Google I/O looks to be about more than Android

Wednesday's keynote and several sessions will be shared via live video streams

Google's annual I/O conference kicks off tomorrow amid widespread speculation that it will feature an announcement of a new version of the Android operating system, perhaps one that marries Android with Google's Chrome OS.

Google and other companies such as LG are also expected to talk up smartwatches based on the Android Wear platform, which was introduced in March.

The opening keynote begins at 9 a.m. Pacific time (12 noon Eastern time) in San Francisco with a live video stream online. Google has packed a variety of breakout sessions into the two-day event. Many of those sessions, built around the conference theme of "design, develop and distribute," will also be live-streamed.

That overall theme indicates a strong focus on cross-platform functionality, although the conference agenda also promises discussion of plenty of cutting-edge technologies.

Five Google designers will take part in a panel discussion on the topic of cross-platform design at 2 p.m. Pacific time on Wednesday. And at 10 a.m. Pacific time on Thursday there will be a panel discussion on cross-platform interaction design. Both will be live-streamed. Various reports quoting unnamed sources have described a design framework called Quantum Paper that works across a variety of smartphones, tablets, Chrome devices, browsers and even Google apps.

One of the more unusual live-streamed sessions is set for Thursday at 9 a.m. Pacific time, when Google engineers will talk about several initiatives, including Project Tango, to build smartphones and tablets that incorporate 3D motion and depth-sensing capabilities.

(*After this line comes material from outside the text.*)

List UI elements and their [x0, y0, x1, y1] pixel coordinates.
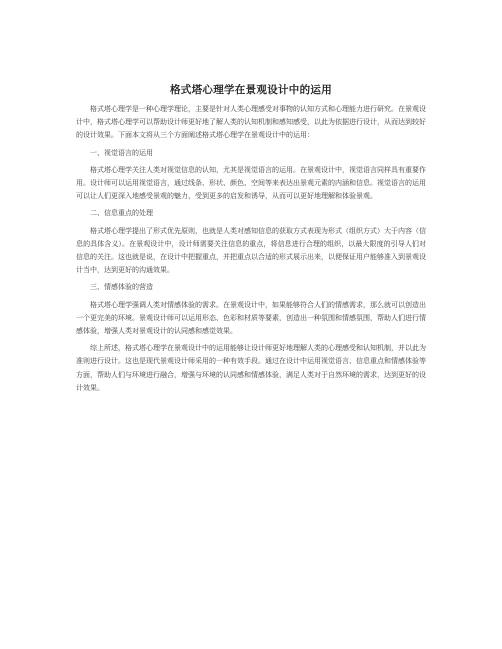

According to the program notes for the session, Google plans to launch an Android smartphone-like device into space this summer to construct a 3D map of the International Space Station to "enable autonomous navigation of a floating robotic platform" that will turn into a robotic assistant for astronauts. Tango will also help enable augmented reality technologies in mobile devices on earth.

Google announced its work with NASA on the Tango technology in April.

Android update likely

As for Android, the timing is right for an update. Android 4.4, KitKat, was launched last October, and many analysts expect an Android 5.0 release (to be called Lollipop, or possibly Licorice). In the past, new flavors of the Android line have been announced every five to eight months.

Other reports, however, indicate that Google will launch Android 4.5, not 5.0.

The timing is also right for some kind of Chrome-Android integration.

In early 2013, Google put its Chrome division head, Sundar Pichai, in charge of both Chrome and Android. And in May of that year Pichai said that Google would continue to support both operating systems separately, but added, "The picture may look different a year or two from now." As this year's Google I/O gets under way, 14 months have passed since Pichai made that prediction.

On the other hand, Google Executive Chairman Eric Schmidt said in March 2013 that the two operating systems would remain separate "for a very, very long time."

One way that Android and Chrome could move closer together would be through the use of HTML5 in building Web-based apps to run on both platforms.

In one example of how Android could be improved, CiteWorld's Chris Nerney noted in April that Google's voice-activated digital assistant, Google Now, doesn't yet function inside of an app (although it can be used to find apps on a mobile device). Allowing that capability would be a valuable update for the next version of Android.